With homosexuality being open in the military, West felt he was able to finally start opening up, and the hardest people to tell would be his family.

“I decided I was going to tell the person closest to me, my cousin Delisa. When she came to visit
me, I finally told her what happened at Osan and everything else,” West said. “Next thing I know, I have a right-hook coming at me across my face. Then she gave me a giant hug and said, ‘Everything will be OK.’ Things started really getting better. I didn’t tell my mom and dad at that point, because I was still too worried about their reactions.”

He knew the day would soon arrive where he’d have to tell his parents. After all, he couldn’t keep it a secret forever.

“I finally worked up the courage and called my mom,” West said. “I told her, and she said, ‘Craig, you’re my son. I’m going to love you no matter what. By the way, I already knew. I’ve always known.’ My relationship has gotten better with my mom because of this.”

The acceptance he was finally receiving enabled West to be himself, and he was finally happy.

“When I was stationed in Osan, I met fantastic people there who helped finish what just started,” West said. “I laugh and smile now. Before, I was a very ugly human being.”

If he thought it would be difficult telling his mother, it would be practically impossible to admit it to his father. It took a lot for him to finally work up the courage, but West finally made the call.

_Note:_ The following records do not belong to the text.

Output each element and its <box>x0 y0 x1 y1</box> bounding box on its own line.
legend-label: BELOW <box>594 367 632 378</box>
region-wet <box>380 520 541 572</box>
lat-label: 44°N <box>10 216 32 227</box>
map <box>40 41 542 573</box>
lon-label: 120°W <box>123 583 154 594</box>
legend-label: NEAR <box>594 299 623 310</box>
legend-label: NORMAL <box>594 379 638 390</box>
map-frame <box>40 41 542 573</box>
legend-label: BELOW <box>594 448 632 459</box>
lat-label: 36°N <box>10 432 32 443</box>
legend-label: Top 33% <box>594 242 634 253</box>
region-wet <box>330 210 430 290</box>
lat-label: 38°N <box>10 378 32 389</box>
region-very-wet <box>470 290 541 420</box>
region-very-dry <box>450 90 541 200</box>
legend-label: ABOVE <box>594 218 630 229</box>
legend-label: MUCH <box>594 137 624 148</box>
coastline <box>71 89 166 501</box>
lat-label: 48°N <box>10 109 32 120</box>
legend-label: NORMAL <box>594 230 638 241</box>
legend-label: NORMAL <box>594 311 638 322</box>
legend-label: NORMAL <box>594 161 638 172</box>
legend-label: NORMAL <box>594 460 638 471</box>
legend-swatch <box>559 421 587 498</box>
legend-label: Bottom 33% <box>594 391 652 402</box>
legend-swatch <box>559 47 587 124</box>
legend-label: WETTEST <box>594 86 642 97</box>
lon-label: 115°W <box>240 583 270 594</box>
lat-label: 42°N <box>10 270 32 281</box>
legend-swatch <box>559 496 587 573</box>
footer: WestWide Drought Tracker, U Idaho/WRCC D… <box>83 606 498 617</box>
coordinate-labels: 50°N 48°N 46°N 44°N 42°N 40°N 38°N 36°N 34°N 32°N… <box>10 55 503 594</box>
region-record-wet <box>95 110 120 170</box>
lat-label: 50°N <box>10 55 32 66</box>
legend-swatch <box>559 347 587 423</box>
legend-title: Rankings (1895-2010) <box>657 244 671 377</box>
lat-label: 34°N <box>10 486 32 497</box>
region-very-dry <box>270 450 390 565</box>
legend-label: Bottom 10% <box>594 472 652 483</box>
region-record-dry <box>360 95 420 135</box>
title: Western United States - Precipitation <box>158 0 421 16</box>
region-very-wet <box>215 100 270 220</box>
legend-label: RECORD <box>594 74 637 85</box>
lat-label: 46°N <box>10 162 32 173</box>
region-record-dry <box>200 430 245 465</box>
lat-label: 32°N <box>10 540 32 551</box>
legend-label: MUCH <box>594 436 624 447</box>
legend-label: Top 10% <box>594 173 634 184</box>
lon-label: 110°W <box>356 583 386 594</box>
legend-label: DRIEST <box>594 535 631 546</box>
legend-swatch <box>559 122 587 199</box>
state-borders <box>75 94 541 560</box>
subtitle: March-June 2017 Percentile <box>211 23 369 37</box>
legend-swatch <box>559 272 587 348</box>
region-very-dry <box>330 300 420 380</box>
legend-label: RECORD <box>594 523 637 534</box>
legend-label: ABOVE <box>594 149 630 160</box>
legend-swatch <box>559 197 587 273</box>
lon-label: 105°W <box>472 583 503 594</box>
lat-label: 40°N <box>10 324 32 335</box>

“One night I gathered the nerve and called my dad. After I told him I’m gay, he said he was very disappointed in me, then he hung up the phone,” West said. “My dad and I didn’t talk for more than a year. When it was time to leave Osan, I called my mom and told her I couldn’t come home. She asked me why. I said, ‘Think about dad. Think about the family.’ She told me not to worry and that she’d take care of it.”

His father’s reaction far from encouraged West to go home, but this is his family. He knew they’d still love him, though they may not fully agree with his lifestyle. When West arrived home, he came home to an unexpected warm welcome.

“After I got through customs at the airport, I saw my dad crying,” West said. “He said to me, ‘I’m so sorry.’ I had never seen my dad cry before. To this day though, I wouldn’t say my dad’s necessarily OK with it. As he says, I’m still his son so he still loves me, but he doesn’t agree with my ‘choice.’ If I could choose, I’d choose to be straight. There’s so much less crap you have to deal with.”

With the weight of his secret off his shoulders, West is able to live his life the way he wants. Though he struggled to get where he is today, West said he’d rather be here than dead.

“If you get one thing from my story, I hope it’s if you’re in a situation like mine, please don’t harm yourself,” he said. “It’s not worth it. To the family, friends and supervisors: don’t let someone you know feel so alone that they attempt the unthinkable. Talk to them, not at them. Let them know that you care and that someone is there for them. To those of you in my situation: don’t give up hope. Hold on to it, cling to it and fight for it with every ounce of your being. Death is far too permanent.”